“O mercado de veículos elétricos vai quintuplicar”, diz Ricardo Guggisberg

O caminho para os veículos elétricos e híbridos começa a ser pavimentado. Foi sancionado pelo Planalto o programa Rota 2030, com incentivos para o setor como a redução de IPI para os carros que utilizam energia limpa — chegava a 25% e agora ficará entre 7% e 20%. O presidente da Associação Brasileira do Veículo Elétrico (ABVE), Ricardo Guggisberg, elogia a decisão, mas diz que ainda é necessário cortar IPVA e ICMS.

O que esperar do mercado de veículos elétricos agora?

Foi um passo importante, mas há muito por fazer. Houve a correção de uma injustiça tributária, e não um verdadeiro incentivo. O governo limitou-se a equiparar o IPI dos veículos elétricos e híbridos ao dos comuns. Mas o presidente Temer está de parabéns. O mercado reagirá positivamente. Poderemos ter mais de 10 mil veículos elétricos e híbridos no país neste ano.

Em que mais é preciso avançar?

Governadores e prefeitos têm de fazer a sua parte, reduzindo impostos estaduais sobre os elétricos, como IPVA e ICMS. Prefeitos devem incentivar a eletromobilidade com isenção de rodízio e facilidades de estacionamento. Estimular leis municipais e regionais que obriguem a troca do diesel por combustíveis renováveis no transporte público e nas frotas de prestadores de serviços às prefeituras. E avançar na instalação de redes de eletropostos nas grandes cidades e nas principais rodovias.

Carros elétricos serão uma realidade no Brasil no curto prazo?

Vai acontecer o que houve nos últimos cinco anos em vários países da Europa e Ásia: crescimento exponencial. Em um par de anos, os carros elétricos farão parte da paisagem das grandes cidades brasileiras.

Em que nível está a produção?

Todos os elétricos e híbridos em circulação no país são importados.
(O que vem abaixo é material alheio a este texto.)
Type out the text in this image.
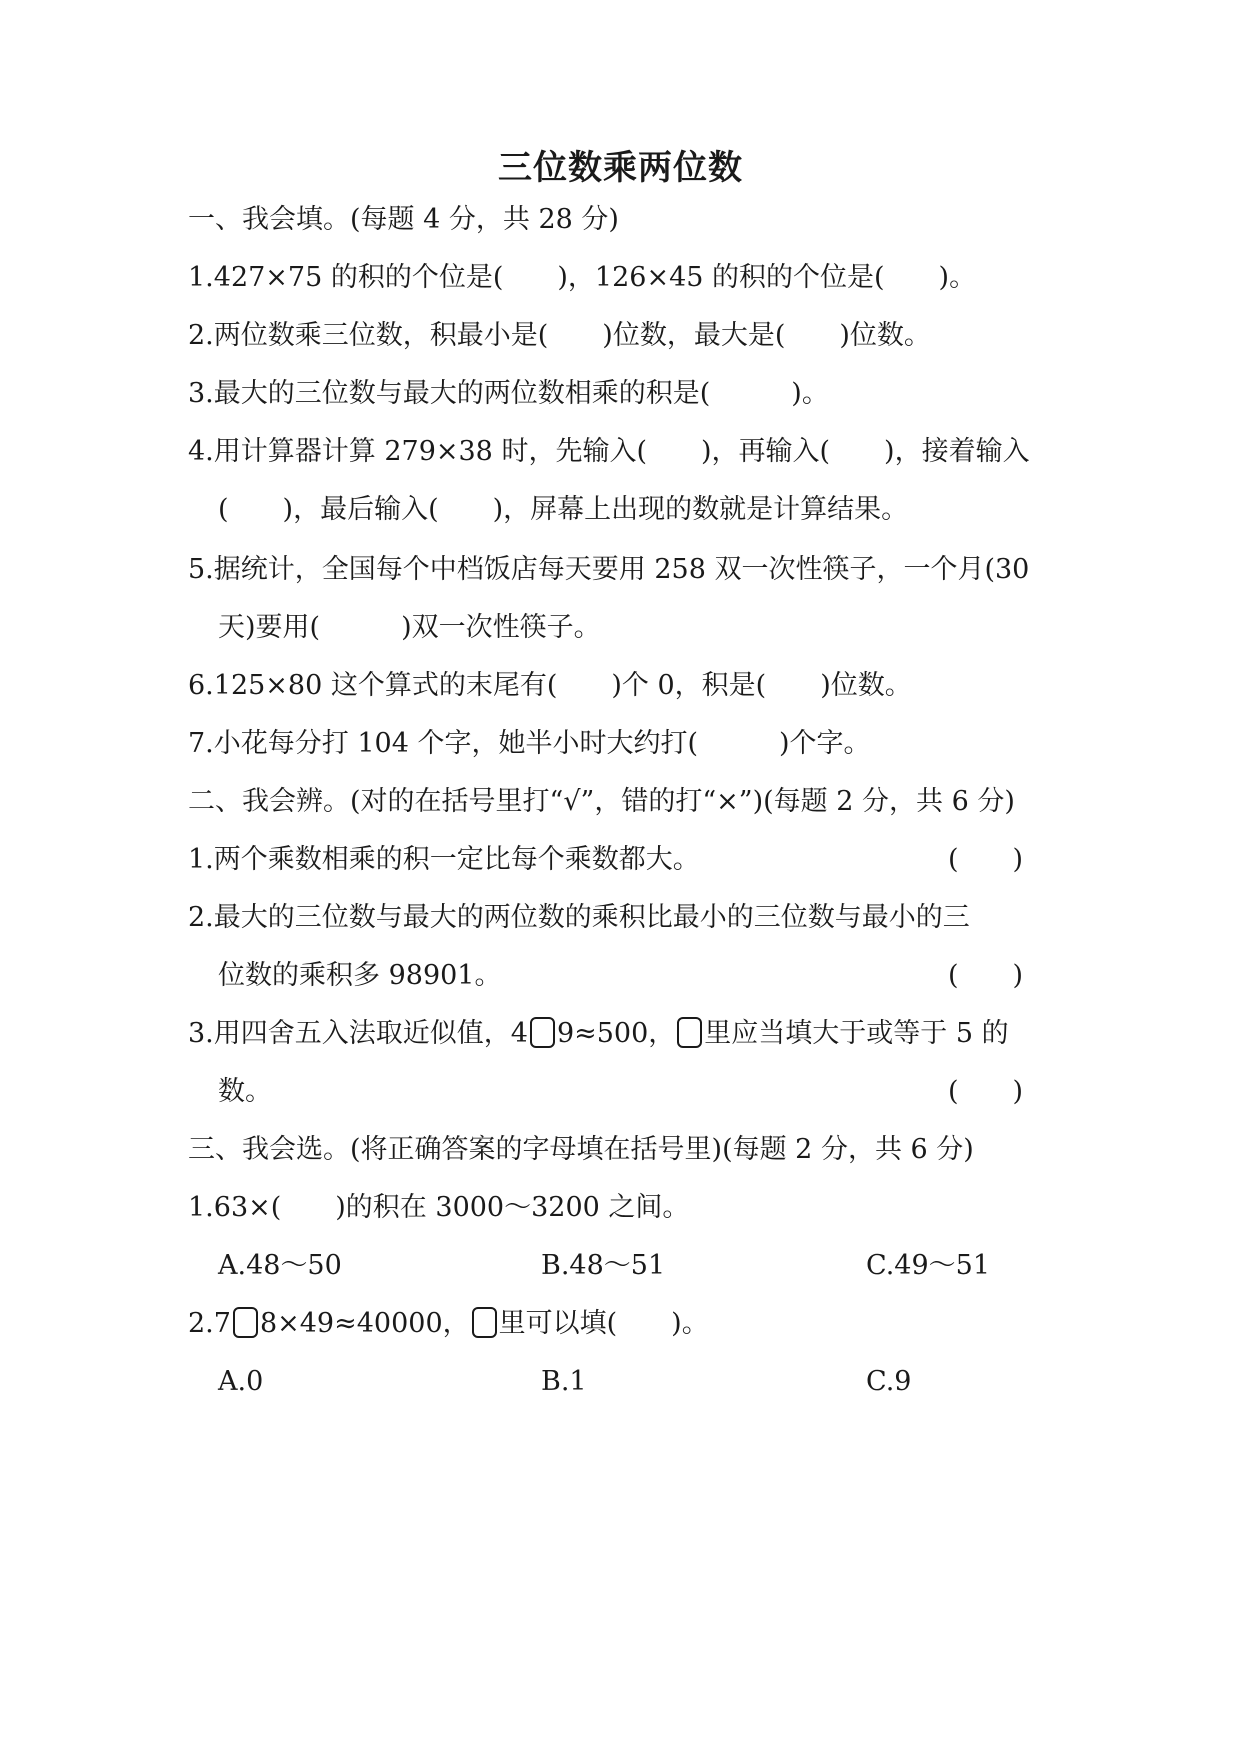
三位数乘两位数
一、我会填。(每题 4 分，共 28 分)
1.427×75 的积的个位是(　　)，126×45 的积的个位是(　　)。
2.两位数乘三位数，积最小是(　　)位数，最大是(　　)位数。
3.最大的三位数与最大的两位数相乘的积是(　　　)。
4.用计算器计算 279×38 时，先输入(　　)，再输入(　　)，接着输入
(　　)，最后输入(　　)，屏幕上出现的数就是计算结果。
5.据统计，全国每个中档饭店每天要用 258 双一次性筷子，一个月(30
天)要用(　　　)双一次性筷子。
6.125×80 这个算式的末尾有(　　)个 0，积是(　　)位数。
7.小花每分打 104 个字，她半小时大约打(　　　)个字。
二、我会辨。(对的在括号里打“√”，错的打“×”)(每题 2 分，共 6 分)
1.两个乘数相乘的积一定比每个乘数都大。	(　　)
2.最大的三位数与最大的两位数的乘积比最小的三位数与最小的三
位数的乘积多 98901。	(　　)
3.用四舍五入法取近似值，4 9≈500， 里应当填大于或等于 5 的
数。	(　　)
三、我会选。(将正确答案的字母填在括号里)(每题 2 分，共 6 分)
1.63×(　　)的积在 3000～3200 之间。
A.48～50	B.48～51	C.49～51
2.7 8×49≈40000， 里可以填(　　)。
A.0	B.1	C.9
As montadoras aguardavam a definição do IPI e do Rota 2030 para planejar a produção aqui. Toyota, Nissan, GM e BYD já admitiram essa possibilidade. É cedo para avaliar a capacidade produtiva nos próximos anos. Depende de estratégias globais. Mas, no mercado de transporte público, as empresas instaladas no Brasil podem produzir ao menos 2 mil ônibus por ano.

E qual é a expectativa de mercado?

Em 2017, o mercado no Brasil triplicou em relação a 2016. Foram 3.296 unidades vendidas. Nos cinco primeiros meses de 2018, cresceu 65% em relação ao mesmo período de 2017. Se continuar nesse ritmo, 2018 passará das 5 mil unidades vendidas. Portanto, o mercado terá quintuplicado em apenas três anos.

Como avalia a dependência dos caminhões a diesel?

A paralisação dos caminhoneiros mostrou que essa dependência não é apenas econômica. O país quase entrou em colapso. Foi uma crise tão grave que não poderá mais ser ignorada por nenhum governo. Mudar a matriz de combustível dos transportes tornou-se questão de segurança nacional.

E os caminhões elétricos?

Essa solução está bem próxima. Em outubro, a Volkswagen anunciou o seu primeiro caminhão elétrico. O lançamento mundial foi na Alemanha, mas o veículo foi desenvolvido no Brasil. Em maio deste ano, a BYD fechou contrato com a Corpus para a compra de 200 caminhões de lixo totalmente elétricos para atender a região de Campinas (SP).